Menyusuri Jejak Rasisme Di Persepakbolaan Rusia

"Ada empat kasus besar rasisme di negeri Putin."

Feature | 03 February 2020, 23:32
Menyusuri Jejak Rasisme Di Persepakbolaan Rusia

Libero.id - Rasisme di dunia persepakbolaan bukanlah sesuatu yang baru. Biasanya rasisme itu mengarah  kepada warna kulit atau pun ras suku bangsa seorang pemain. Dalam di dunia olahraga seperti sepak bola hal itu terjadi dimana-mana, baik itu di benua Eropa maupun benua lain seperti Asia dan Afrika.
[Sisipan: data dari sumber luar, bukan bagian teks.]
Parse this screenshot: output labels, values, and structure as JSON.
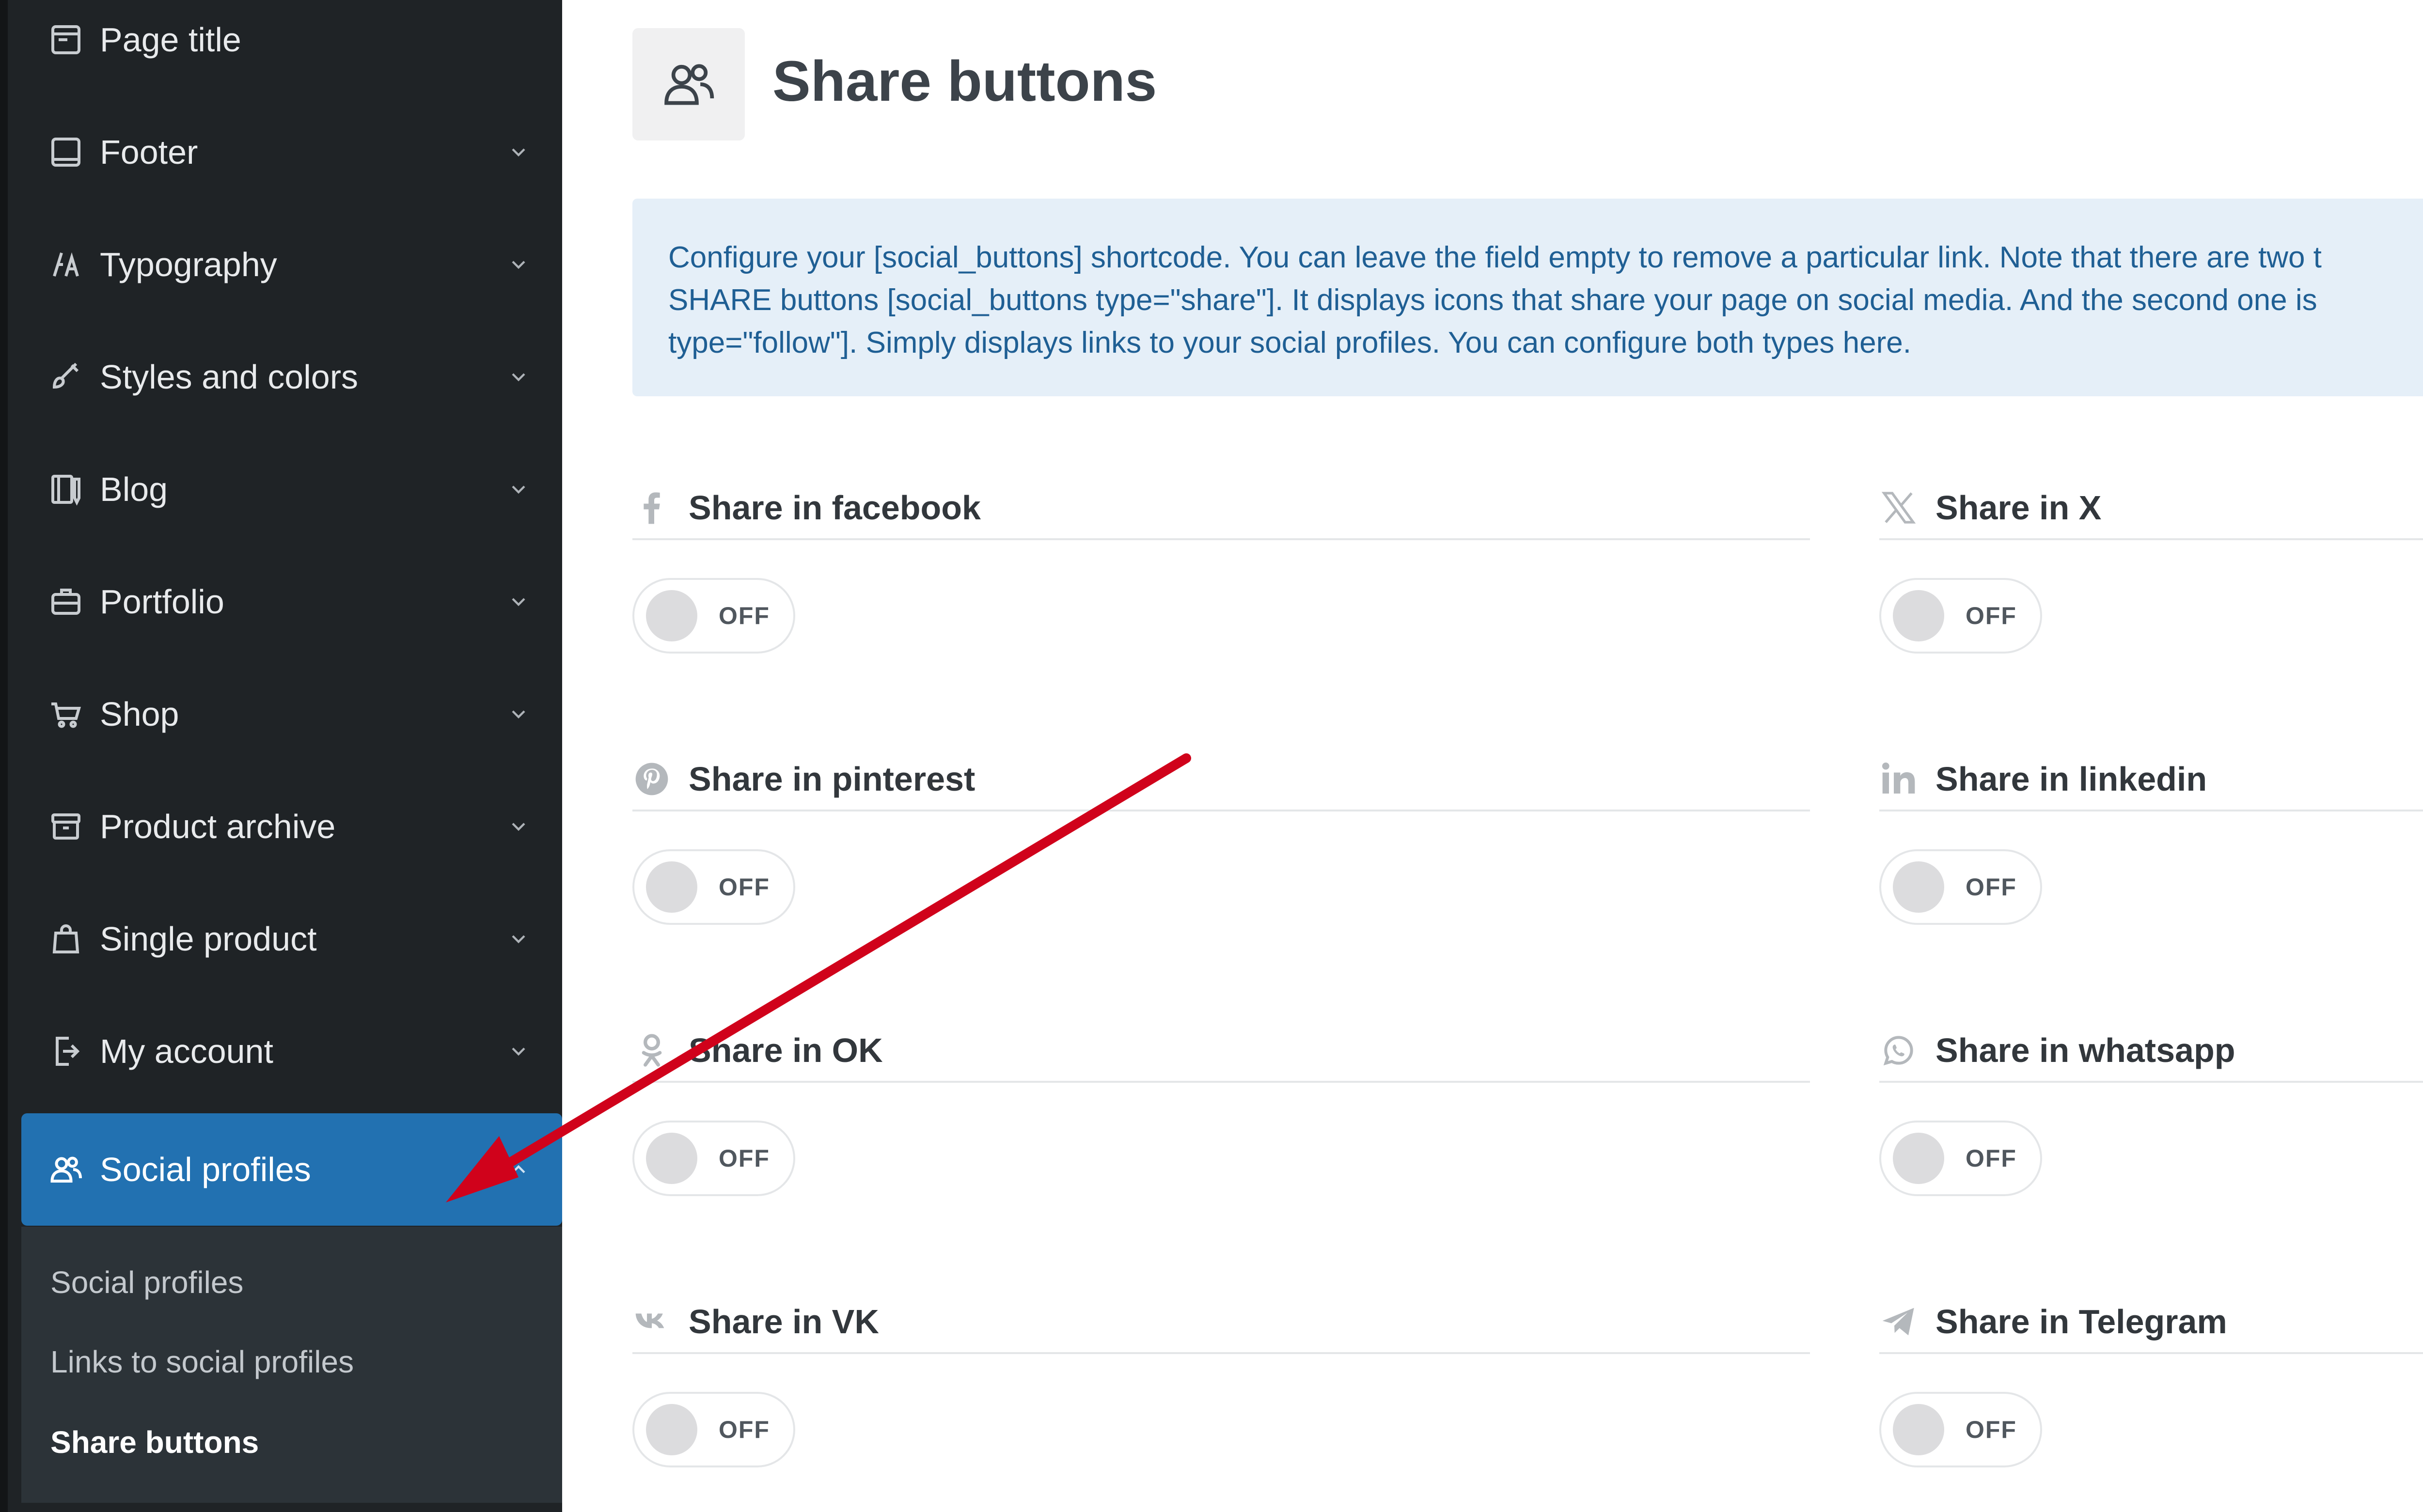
{
  "sidebar": {
    "items": [
      {
        "label": "Page title",
        "icon": "page-title-icon"
      },
      {
        "label": "Footer",
        "icon": "footer-icon"
      },
      {
        "label": "Typography",
        "icon": "typography-icon"
      },
      {
        "label": "Styles and colors",
        "icon": "brush-icon"
      },
      {
        "label": "Blog",
        "icon": "blog-icon"
      },
      {
        "label": "Portfolio",
        "icon": "briefcase-icon"
      },
      {
        "label": "Shop",
        "icon": "cart-icon"
      },
      {
        "label": "Product archive",
        "icon": "archive-icon"
      },
      {
        "label": "Single product",
        "icon": "bag-icon"
      },
      {
        "label": "My account",
        "icon": "login-icon"
      },
      {
        "label": "Social profiles",
        "icon": "users-icon",
        "active": true
      }
    ],
    "submenu": [
      {
        "label": "Social profiles"
      },
      {
        "label": "Links to social profiles"
      },
      {
        "label": "Share buttons",
        "current": true
      }
    ]
  },
  "header": {
    "title": "Share buttons",
    "icon": "users-icon"
  },
  "notice": {
    "lines": [
      "Configure your [social_buttons] shortcode. You can leave the field empty to remove a particular link. Note that there are two t",
      "SHARE buttons [social_buttons type=\"share\"]. It displays icons that share your page on social media. And the second one is",
      "type=\"follow\"]. Simply displays links to your social profiles. You can configure both types here."
    ]
  },
  "fields": [
    {
      "label": "Share in facebook",
      "icon": "facebook-icon",
      "state": "OFF"
    },
    {
      "label": "Share in X",
      "icon": "x-icon",
      "state": "OFF"
    },
    {
      "label": "Share in pinterest",
      "icon": "pinterest-icon",
      "state": "OFF"
    },
    {
      "label": "Share in linkedin",
      "icon": "linkedin-icon",
      "state": "OFF"
    },
    {
      "label": "Share in OK",
      "icon": "ok-icon",
      "state": "OFF"
    },
    {
      "label": "Share in whatsapp",
      "icon": "whatsapp-icon",
      "state": "OFF"
    },
    {
      "label": "Share in VK",
      "icon": "vk-icon",
      "state": "OFF"
    },
    {
      "label": "Share in Telegram",
      "icon": "telegram-icon",
      "state": "OFF"
    }
  ],
  "colors": {
    "sidebar_bg": "#1f2326",
    "active_bg": "#2271b1",
    "notice_bg": "#e5eff8",
    "notice_text": "#1f5f94",
    "annotation_arrow": "#d0021b"
  }
}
Khusus di Eropa, Rusia termasuk ke dalam negara Eropa yang memiliki citra buruk mengenai fair play mereka, terutama para fans klub sepak bolanya yang identik dengan rasisme. Yang belum lama terjadi adalah kasus Malcom yang ditolak kehadiranya pada saat melawan Krasnodar (07/10/2018). Dalam pertandingan tersebut, fans dari Zenit Petersburg menuliskan kalimat rasis pada sebuah sepanduk yang berbunyi ”Terima kasih telah setia menjaga tradisi” Tulisan tersebut adalah sarkas yang ditunjukan oleh segelintir fans Zenit kepada klub, karena menurut mereka Zenit tak seharusnya memakai jasa orang berkulit hitam.

Hal tersebut bukanlah yang terjadi pertama kali. Tapi kalau mau melihat lebih ke belakang, sebenarnya rasisme yang terjadi di Rusia itu seperti apa dan kenapa bisa terjadi?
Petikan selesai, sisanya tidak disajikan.